FUÉ UNA NOCHE TIBIA
(Este relato, así como los nombres de los lugares y de los protagonistas que en él se mencionan, son productos de la ficción, por lo que cualquier parecido con la realidad, es pura coincidencia).
Fue una noche tibia, en el mes de agosto de 1988, que ocurrió esto que a continuación se relata... - “¿Dónde estás Ahora? ¡DÓNDE ESTÁS AHORA! ¡Maldita Revolución!”. Así murmuraba, así se quejaba y hasta, a veces, gritaba, doña Eloísa (cuando nadie estaba en la casa con ella), cada vez que escuchaba aquella canción, en su vivienda del antiguo barrio de San Miguel, de la ciudad veraniega de San Bernardino, en el Departamento de Cordillera, Paraguay.
Aquella mujer, de aproximadamente 70 años, aunque era paraguaya, la influencia alemana era muy notoria en sus modales, en su vestimenta, y hasta en sus comidas, pues era viuda de un colono alemán de la zona, con quien estuvo casada por casi 40 años, viviendo a unos 700 metros del emblemático Hotel del Lago, y donde siguió viviendo con su única nieta Isabel, hija de su también única hija, Aurora, ya fallecida.
Su nombre completo era María Eloísa Alarcón Zaracho, y pertenecía a una tradicional familia, proveniente de la antigua población de Yvytyrapé -palabra guaraní que significaría "Camino del cerro", o "Camino que va al cerro", aunque mucha gente cree que podría significar también "Camino del viento", por la confusión de yvyty (cerro) con yvytu (viento)-, lugar conocida hoy como Altos.

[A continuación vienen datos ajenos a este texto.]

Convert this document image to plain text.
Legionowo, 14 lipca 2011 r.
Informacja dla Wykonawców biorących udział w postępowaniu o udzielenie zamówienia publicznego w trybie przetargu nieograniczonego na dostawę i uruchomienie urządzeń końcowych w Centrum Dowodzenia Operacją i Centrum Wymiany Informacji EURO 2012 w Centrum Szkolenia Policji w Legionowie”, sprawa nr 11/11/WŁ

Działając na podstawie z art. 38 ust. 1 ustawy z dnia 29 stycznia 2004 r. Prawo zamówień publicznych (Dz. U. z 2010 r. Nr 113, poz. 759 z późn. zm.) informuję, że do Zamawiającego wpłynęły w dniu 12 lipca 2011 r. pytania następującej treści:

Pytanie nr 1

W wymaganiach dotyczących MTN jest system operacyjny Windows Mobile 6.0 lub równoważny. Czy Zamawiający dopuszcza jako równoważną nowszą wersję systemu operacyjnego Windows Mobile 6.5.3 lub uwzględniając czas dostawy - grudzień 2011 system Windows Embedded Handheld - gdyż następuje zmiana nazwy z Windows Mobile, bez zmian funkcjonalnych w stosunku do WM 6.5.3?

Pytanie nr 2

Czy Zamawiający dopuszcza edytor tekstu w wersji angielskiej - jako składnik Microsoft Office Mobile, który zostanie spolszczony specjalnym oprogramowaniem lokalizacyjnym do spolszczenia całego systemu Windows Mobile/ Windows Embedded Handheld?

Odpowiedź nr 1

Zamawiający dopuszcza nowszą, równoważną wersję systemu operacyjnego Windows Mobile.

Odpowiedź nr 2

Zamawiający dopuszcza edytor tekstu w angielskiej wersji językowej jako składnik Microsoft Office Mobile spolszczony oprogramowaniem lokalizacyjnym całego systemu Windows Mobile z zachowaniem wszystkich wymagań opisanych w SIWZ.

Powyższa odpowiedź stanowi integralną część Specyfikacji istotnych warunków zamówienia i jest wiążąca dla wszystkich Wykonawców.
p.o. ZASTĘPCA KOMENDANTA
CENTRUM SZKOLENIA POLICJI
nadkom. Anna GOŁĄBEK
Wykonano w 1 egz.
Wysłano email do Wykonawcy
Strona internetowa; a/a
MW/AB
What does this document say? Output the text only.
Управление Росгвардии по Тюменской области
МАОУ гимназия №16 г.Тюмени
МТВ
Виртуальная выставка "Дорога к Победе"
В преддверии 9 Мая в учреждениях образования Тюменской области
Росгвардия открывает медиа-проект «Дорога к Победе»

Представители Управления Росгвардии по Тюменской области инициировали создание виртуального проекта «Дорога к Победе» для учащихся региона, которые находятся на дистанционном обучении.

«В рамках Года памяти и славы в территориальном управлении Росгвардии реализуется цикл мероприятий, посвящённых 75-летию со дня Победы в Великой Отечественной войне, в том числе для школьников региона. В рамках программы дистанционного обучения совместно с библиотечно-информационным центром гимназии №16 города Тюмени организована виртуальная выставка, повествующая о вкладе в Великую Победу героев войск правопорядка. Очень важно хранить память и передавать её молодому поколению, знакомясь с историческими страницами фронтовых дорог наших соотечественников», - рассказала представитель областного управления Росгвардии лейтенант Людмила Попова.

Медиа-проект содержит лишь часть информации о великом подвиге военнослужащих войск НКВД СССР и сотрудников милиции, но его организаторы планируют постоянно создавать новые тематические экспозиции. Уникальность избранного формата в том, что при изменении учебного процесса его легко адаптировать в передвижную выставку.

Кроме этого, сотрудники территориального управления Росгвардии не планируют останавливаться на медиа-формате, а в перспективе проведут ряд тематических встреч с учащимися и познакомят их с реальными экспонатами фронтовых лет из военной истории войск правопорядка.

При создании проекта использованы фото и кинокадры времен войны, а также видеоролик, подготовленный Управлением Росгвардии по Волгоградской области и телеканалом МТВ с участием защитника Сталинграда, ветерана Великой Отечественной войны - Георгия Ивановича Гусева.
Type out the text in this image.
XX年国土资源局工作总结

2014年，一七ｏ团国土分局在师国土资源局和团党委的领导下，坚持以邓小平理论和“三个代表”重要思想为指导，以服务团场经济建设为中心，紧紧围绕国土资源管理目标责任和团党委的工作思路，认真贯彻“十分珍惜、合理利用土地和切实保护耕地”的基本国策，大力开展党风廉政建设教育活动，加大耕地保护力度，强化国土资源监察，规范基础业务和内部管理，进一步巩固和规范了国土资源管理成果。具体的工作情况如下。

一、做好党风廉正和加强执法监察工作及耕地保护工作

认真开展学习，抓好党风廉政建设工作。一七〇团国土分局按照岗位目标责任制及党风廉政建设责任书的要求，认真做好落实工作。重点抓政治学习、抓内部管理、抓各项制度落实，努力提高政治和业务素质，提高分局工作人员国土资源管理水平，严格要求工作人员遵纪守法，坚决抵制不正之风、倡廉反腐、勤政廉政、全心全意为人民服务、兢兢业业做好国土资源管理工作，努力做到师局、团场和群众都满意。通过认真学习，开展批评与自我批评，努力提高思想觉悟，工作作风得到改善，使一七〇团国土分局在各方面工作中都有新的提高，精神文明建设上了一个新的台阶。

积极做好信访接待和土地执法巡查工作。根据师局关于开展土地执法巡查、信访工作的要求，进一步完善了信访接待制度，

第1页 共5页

Su padre era un afamado juglar y cantautor de esa zona, conocido como “Rubito” Alarcón, quien, además de cantar las antiguas canciones populares, también cantaba las que él mismo componía, ya que era también poeta y compositor, y, en esos lugares, eran muy conocidos los compuestos de su autoría.
En el año 1942, Don “Rubito Alarcón” tuvo que mudarse de Yvytyrapé a San Bernardino, con su familia, que estaba compuesta por su esposa Doña Petrona Zaracho (también antigua pobladora de Yvytyrapé, y también integrante de una familia de músicos), y su única hija, Eloísa Alarcón Zaracho (nuestra protagonista), que, en aquella época, era una hermosa joven, de tez blanca, con una larga, negra y sedosa cabellera, que le llegaba hasta la cintura.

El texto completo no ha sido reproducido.